Another angle to take is that there is another problem that’s being discussed
every now and then - as time goes by, the web is not getting any faster. We get
better connection only to get more bloated websites as a result. A basic
website can deliver megabytes and megabytes of styles and scripts just because
an unlucky dependency made webpack include a half of npm registry into the
build. You can fight against it, but that’s really an uphill battle, everything
is designed in a way to make including more stuff simpler, not the opposite.
The CSS design is fundamentally hostile to any cleanups, which most people who
tried to remove a div p a
selector from the code base would agree with.
Just to make the final point: none of the dialects used by the platforms is standardised. Markdown has a standard, but except from really basic stuff that covers suprisingly big amount of cases, the rest is not really well supported everywhere and again that doesn’t bother too many people.
So what?
Now that I’ve built up this argument, the question is also there - what can we do with this observation?
First and foremost we can start by acknowledging the fact that html, css and js are gone as creativity tool for most of people - too much complexity and bloat.

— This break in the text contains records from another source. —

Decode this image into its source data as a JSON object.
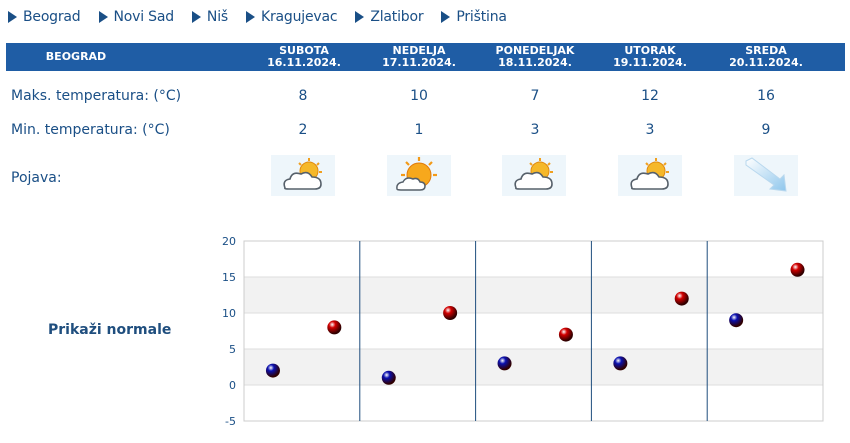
{
  "cities": [
    "Beograd",
    "Novi Sad",
    "Niš",
    "Kragujevac",
    "Zlatibor",
    "Priština"
  ],
  "table": {
    "city": "BEOGRAD",
    "days": [
      {
        "name": "SUBOTA",
        "date": "16.11.2024.",
        "max": "8",
        "min": "2",
        "icon": "partly-cloudy-icon"
      },
      {
        "name": "NEDELJA",
        "date": "17.11.2024.",
        "max": "10",
        "min": "1",
        "icon": "sun-cloud-icon"
      },
      {
        "name": "PONEDELJAK",
        "date": "18.11.2024.",
        "max": "7",
        "min": "3",
        "icon": "partly-cloudy-icon"
      },
      {
        "name": "UTORAK",
        "date": "19.11.2024.",
        "max": "12",
        "min": "3",
        "icon": "partly-cloudy-icon"
      },
      {
        "name": "SREDA",
        "date": "20.11.2024.",
        "max": "16",
        "min": "9",
        "icon": "wind-arrow-icon"
      }
    ],
    "labels": {
      "max": "Maks. temperatura: (°C)",
      "min": "Min. temperatura: (°C)",
      "phenomenon": "Pojava:"
    }
  },
  "normals_link": "Prikaži normale",
  "colors": {
    "header": "#1f5da5",
    "text": "#1a4f86",
    "max_point": "#d30000",
    "min_point": "#0a10b0"
  },
  "chart_data": {
    "type": "scatter",
    "categories": [
      "16.11.2024.",
      "17.11.2024.",
      "18.11.2024.",
      "19.11.2024.",
      "20.11.2024."
    ],
    "series": [
      {
        "values": [
          8,
          10,
          7,
          12,
          16
        ],
        "color": "#d30000"
      },
      {
        "values": [
          2,
          1,
          3,
          3,
          9
        ],
        "color": "#0a10b0"
      }
    ],
    "ylim": [
      -5,
      20
    ],
    "yticks": [
      "20",
      "15",
      "10",
      "5",
      "0",
      "-5"
    ],
    "grid": true,
    "banded": true
  }
}
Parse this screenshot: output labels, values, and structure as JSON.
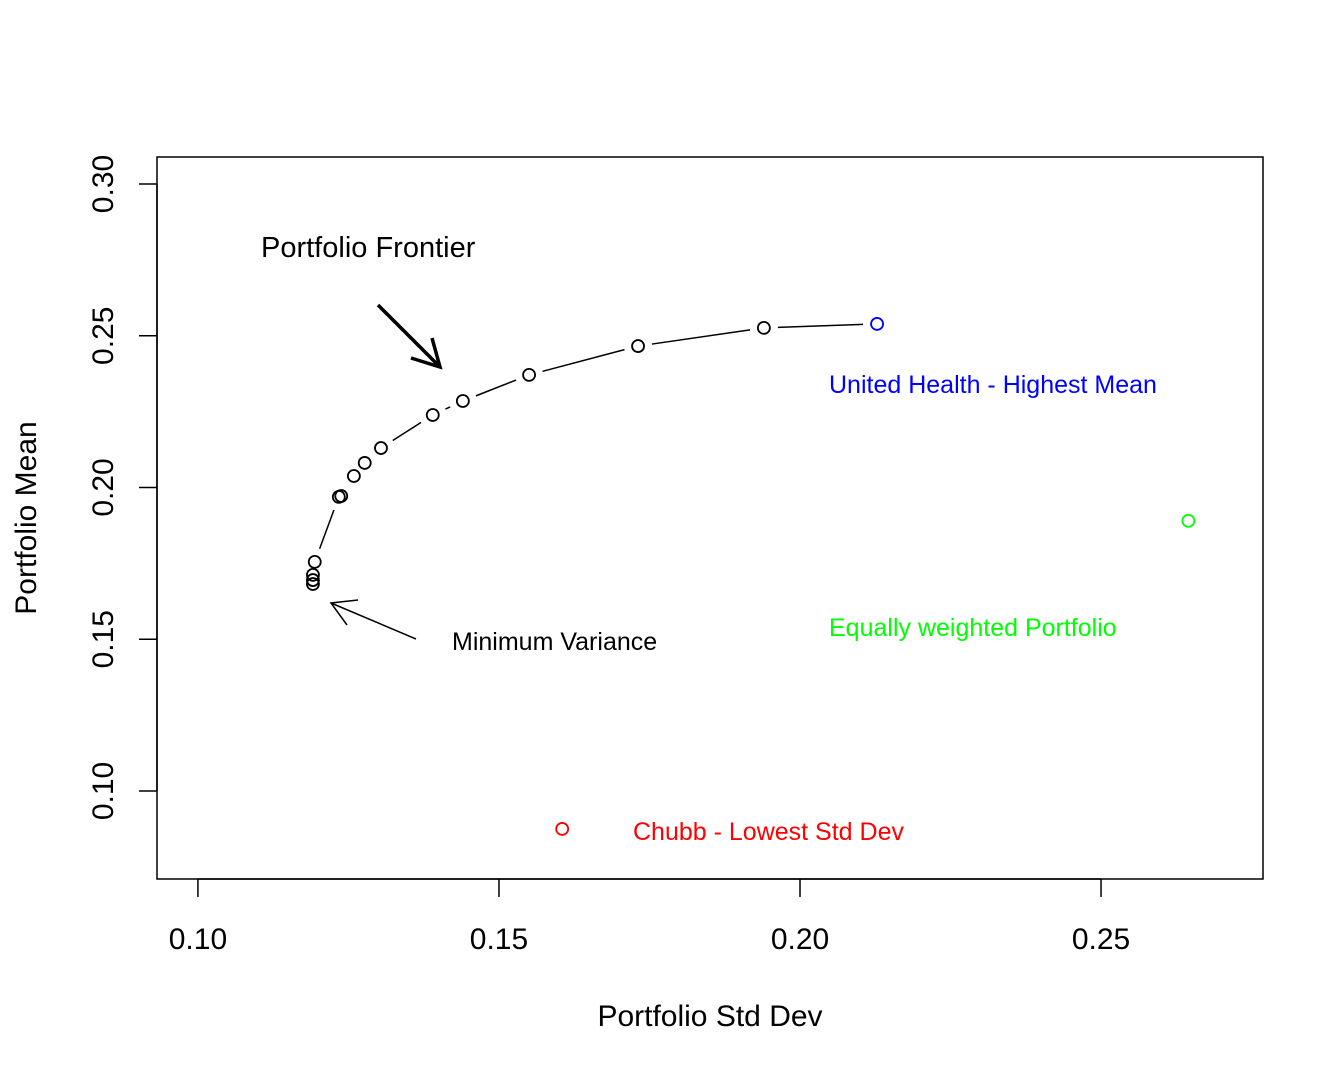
{
  "chart_data": {
    "type": "scatter",
    "title": "",
    "xlabel": "Portfolio Std Dev",
    "ylabel": "Portfolio Mean",
    "xlim": [
      0.0932,
      0.2769
    ],
    "ylim": [
      0.071,
      0.3089
    ],
    "xticks": [
      0.1,
      0.15,
      0.2,
      0.25
    ],
    "xtick_labels": [
      "0.10",
      "0.15",
      "0.20",
      "0.25"
    ],
    "yticks": [
      0.1,
      0.15,
      0.2,
      0.25,
      0.3
    ],
    "ytick_labels": [
      "0.10",
      "0.15",
      "0.20",
      "0.25",
      "0.30"
    ],
    "grid": false,
    "series": [
      {
        "color": "#000000",
        "style": "points-and-lines",
        "x": [
          0.1191,
          0.1191,
          0.1191,
          0.1194,
          0.1234,
          0.1238,
          0.1259,
          0.1277,
          0.1304,
          0.139,
          0.144,
          0.155,
          0.1731,
          0.194
        ],
        "y": [
          0.1682,
          0.1695,
          0.1712,
          0.1755,
          0.1969,
          0.1972,
          0.2038,
          0.2081,
          0.213,
          0.2239,
          0.2285,
          0.2371,
          0.2466,
          0.2526
        ]
      },
      {
        "color": "#0000FF",
        "x": [
          0.2128
        ],
        "y": [
          0.2539
        ]
      },
      {
        "color": "#00FF00",
        "x": [
          0.2645
        ],
        "y": [
          0.189
        ]
      },
      {
        "color": "#FF0000",
        "x": [
          0.1605
        ],
        "y": [
          0.0875
        ]
      }
    ],
    "annotations": [
      {
        "text": "Portfolio Frontier",
        "color": "#000000"
      },
      {
        "text": "Minimum Variance",
        "color": "#000000"
      },
      {
        "text": "United Health - Highest Mean",
        "color": "#0000FF"
      },
      {
        "text": "Equally weighted Portfolio",
        "color": "#00FF00"
      },
      {
        "text": "Chubb - Lowest Std Dev",
        "color": "#FF0000"
      }
    ]
  }
}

Second, suprisingly small amount of features is needed for an ordinary person to start producing amazing work. We’ve already been there with Macromedia Flash. If somebody still remembers Action script 1/2, it was a joke not only because of the lacking features, but also because most of it was often embedded into the frames in a very chaotic manner by people who barely knew how to code. The most surprising fact is it still looked and worked amazingly. Every topic on hacker news related to flash instantly gathers a lot of comments from users longing for that content.
The beauty of it was not only that there were tons of it, but also that it was really amateur, anyone could do it and my stong belief lies in fact that no big corp or data science can beat that. I think that’s what we’re missing now.
You may also not admit it but you probably also think about good old days when creating a website was as easy as copying an index.php file to a remote ftp.
We can leave web technologies for big guys who want to make amazon.com or google docs, however we certainly need something else to unleash a new era of creativity on the web that also doesn’t mean getting into another walled garden.
My bet would be on the fat clients. They are pretty tough to evolve sometimes, just remember how long we’ve been waiting for the official death of IE6, but at the same time that’s the place where the real changes can happen and rss, browser reader mode, gemini and flash proved it. My bet is that the new thing should be simple again, yet complete enough to allow artistic expression.
Should it be one more flash generation or something else? I don’t know, but what’s certain is that it doesn’t need to have that much to become the next big thing. It will get big and standardized and bloated in time but before that we will have some very fun years.
Thanks a lot to Artur Burtsev and Artem Tyurin for the comments and ideas.